The reality is that, in all probability, Ebola was transmitted one time only from an animal like a bat to a human, and that since then, all transmission has been from one human being to another. The cruel irony is that it is those who care for the sick—whether medical personnel, family members, or those charged with burying the dead—who are most likely to contract the disease. The further irony is that because of its lethality and relatively short incubation period, Ebola can be contained with a relatively small number of deaths, as it has been in every preceding outbreak. Just as Amartya Sen has argued in the case of famine, out-of-control Ebola is a thoroughly human-caused disaster.

The human causes begin with the historic underinvestment in the health sector by the three hardest-hit countries and their aid donors. This was compounded by the woeful lack of support provided to national health workers when it became clear that many people were dying from a combination of lack of information and the lack of the most basic medical supplies, like latex gloves. This is where bush meat comes back into the picture. An August 21, 2014, Newsweek article ominously announced that, "Smuggled Bushmeat is Ebola's Back Door to America." This empty scaremongering and its racialization of the disease have already been ably dissected by Adia Benton, but I want to link the focus on bushmeat back to the rich world's anemic response to this medical emergency.

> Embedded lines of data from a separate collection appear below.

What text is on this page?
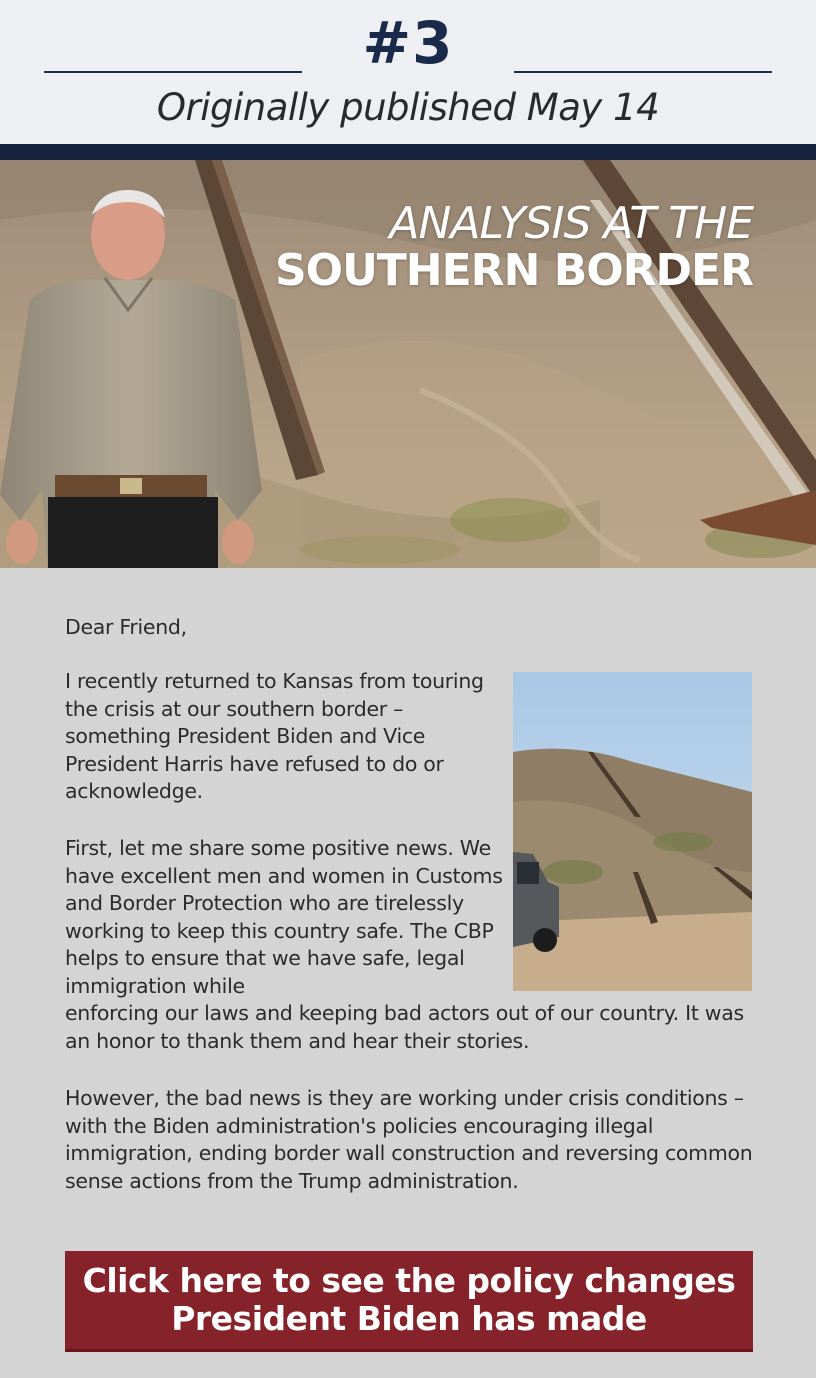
#3
Originally published May 14
ANALYSIS AT THE
SOUTHERN BORDER

Dear Friend,

I recently returned to Kansas from touring the crisis at our southern border – something President Biden and Vice President Harris have refused to do or acknowledge.

First, let me share some positive news. We have excellent men and women in Customs and Border Protection who are tirelessly working to keep this country safe. The CBP helps to ensure that we have safe, legal immigration while
enforcing our laws and keeping bad actors out of our country. It was an honor to thank them and hear their stories.

However, the bad news is they are working under crisis conditions – with the Biden administration's policies encouraging illegal immigration, ending border wall construction and reversing common sense actions from the Trump administration.

Click here to see the policy changes
President Biden has made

"Bushmeat" is a term used by West African English speakers, but they are more likely to say what they want to eat—bush rat, red-backed duiker, fruit bat, wild boar, or monkey for instance. Americans eat bushmeat, though we call it "game." Thus "bushmeat" is to "game" as "hut" is to "house." But that is a linguistic move that participates in the semiotics of denigration. What I am more interested in is that some of the animals eaten in West Africa—monkeys, dogs, pangolins, bats—inspire feelings of disgust. Other animals—boar, duiker (small deer), wild birds and tortoises—do not.

The thought of someone eating a chimpanzee, a dog, or a bat produces an immediate, visceral effect for many of us. It's an involuntary reflex, this feeling of disgust, and, as Julie Livingston and William Ian Miller have written, it's a sentiment with powerful political valences. To look on a fellow human with a feeling of disgust is to downgrade them, their needs, and their claims on us. It is to open the door to a line of reasoning that is very similar to the one that prevailed when the Rwandan genocide was portrayed as the play of ancient "tribal" hatreds and thus beyond the ability of outsiders to intervene. The disgust evoked allows feelings of repulsion, helplessness, and indifference to mix together for those who could do more—much more—to help. Talk about eating apes like chimpanzees also calls up specters of cannibalism, like those portrayed in Vice's other documentaries on Liberia.

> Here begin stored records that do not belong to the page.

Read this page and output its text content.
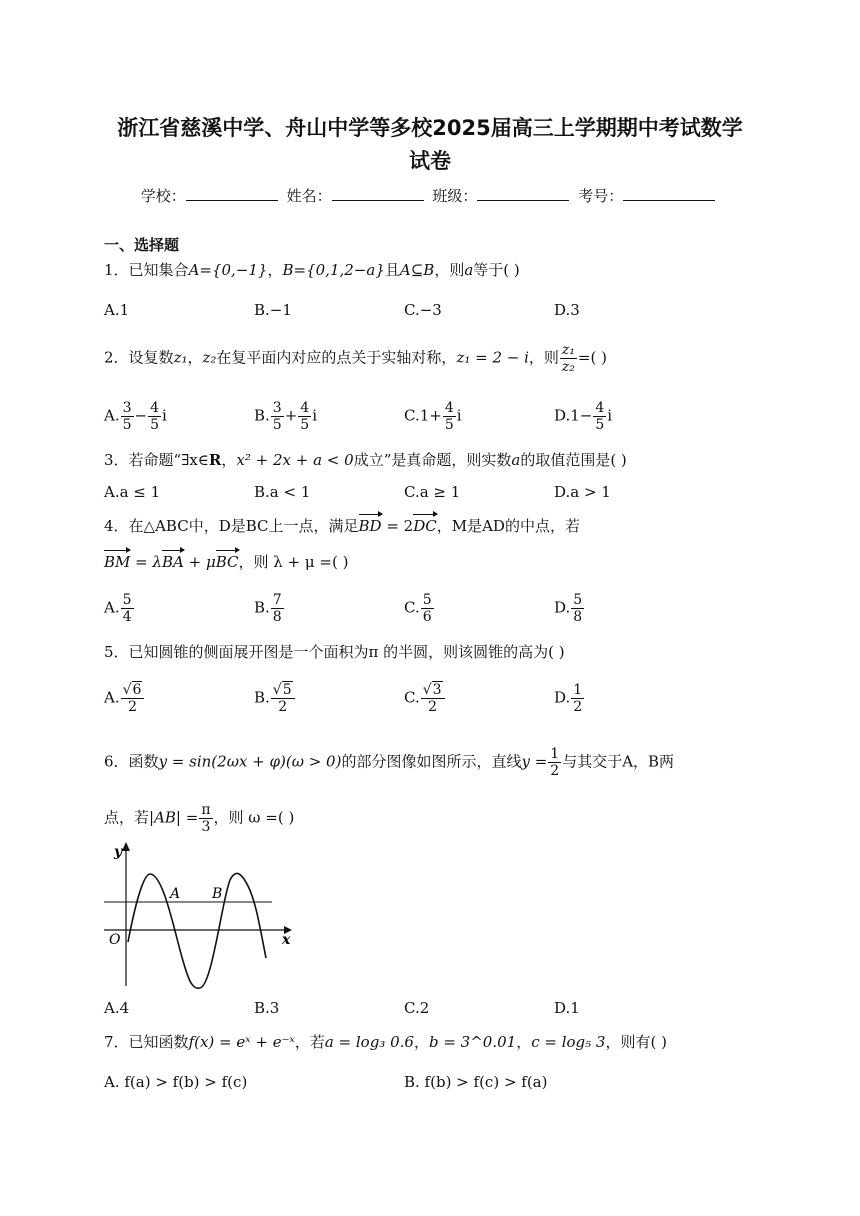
浙江省慈溪中学、舟山中学等多校2025届高三上学期期中考试数学
试卷
学校：	姓名：	班级：	考号：
一、选择题
1．已知集合A={0,−1}，B={0,1,2−a}且A⊆B，则a等于( )
A.1	B.−1	C.−3	D.3
2．设复数z₁，z₂在复平面内对应的点关于实轴对称，z₁ = 2 − i，则 $\frac{\text{z₁}}{\text{z₂}}$ =( )
A. $\frac{3}{5} - \frac{4}{5}$ i	B. $\frac{3}{5} + \frac{4}{5}$ i	$C.1+ \frac{4}{5}$ i	$D.1- \frac{4}{5}$ i
3．若命题“∃x∈R，x² + 2x + a < 0成立”是真命题，则实数a的取值范围是( )
A.a ≤ 1	B.a < 1	C.a ≥ 1	D.a > 1
4．在△ABC中，D是BC上一点，满足BD = 2DC，M是AD的中点，若
BM = λBA + μBC，则 λ + μ =( )
A. $\frac{5}{4}$	B. $\frac{7}{8}$	C. $\frac{5}{6}$	D. $\frac{5}{8}$
5．已知圆锥的侧面展开图是一个面积为π 的半圆，则该圆锥的高为( )
A. $\frac{√6}{2}$	B. $\frac{√5}{2}$	C. $\frac{√3}{2}$	D. $\frac{1}{2}$
6．函数y = sin(2ωx + φ)(ω > 0)的部分图像如图所示，直线$y = \frac{1}{2}$ 与其交于A，B两
点，若$|AB| = \frac{\pi}{3}$ ，则 ω =( )
O
y
x
A B
A.4	B.3	C.2	D.1
7．已知函数f(x) = eˣ + e⁻ˣ，若a = log₃ 0.6，b = 3^0.01，c = log₅ 3，则有( )
A. f(a) > f(b) > f(c)	B. f(b) > f(c) > f(a)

The real story about Ebola in Liberia, Guinea, and Sierra Leone is that these three countries, after two decades of civil war and/or internal turmoil, have invested inordinate proportions of their budgets into placating, reforming, and shoring up their security forces and almost nothing in health sectors that were already decimated by years of war and neglect. Those were priorities shared by their donor partners. The U.S. invested hundreds of millions of dollars in reforming the Liberian Army, undoubtedly a worthy and important undertaking, but only a fraction as much on the health sector. It is under these conditions that a military cordoning off of affected areas becomes the preferred form of public health intervention. When you have a lot of relatively well-equipped soldiers and a small number of poorly-equipped doctors and nurses, you go with your soldiers. This helps explain the fact that the public health strategy of choice in West Africa today is the same as that used in fourteenth-century Europe during plague epidemics. The continual focus on the consumption of bushmeat (as if every case were caused by eating monkeys and bats) only helps to leave such bad policies unquestioned.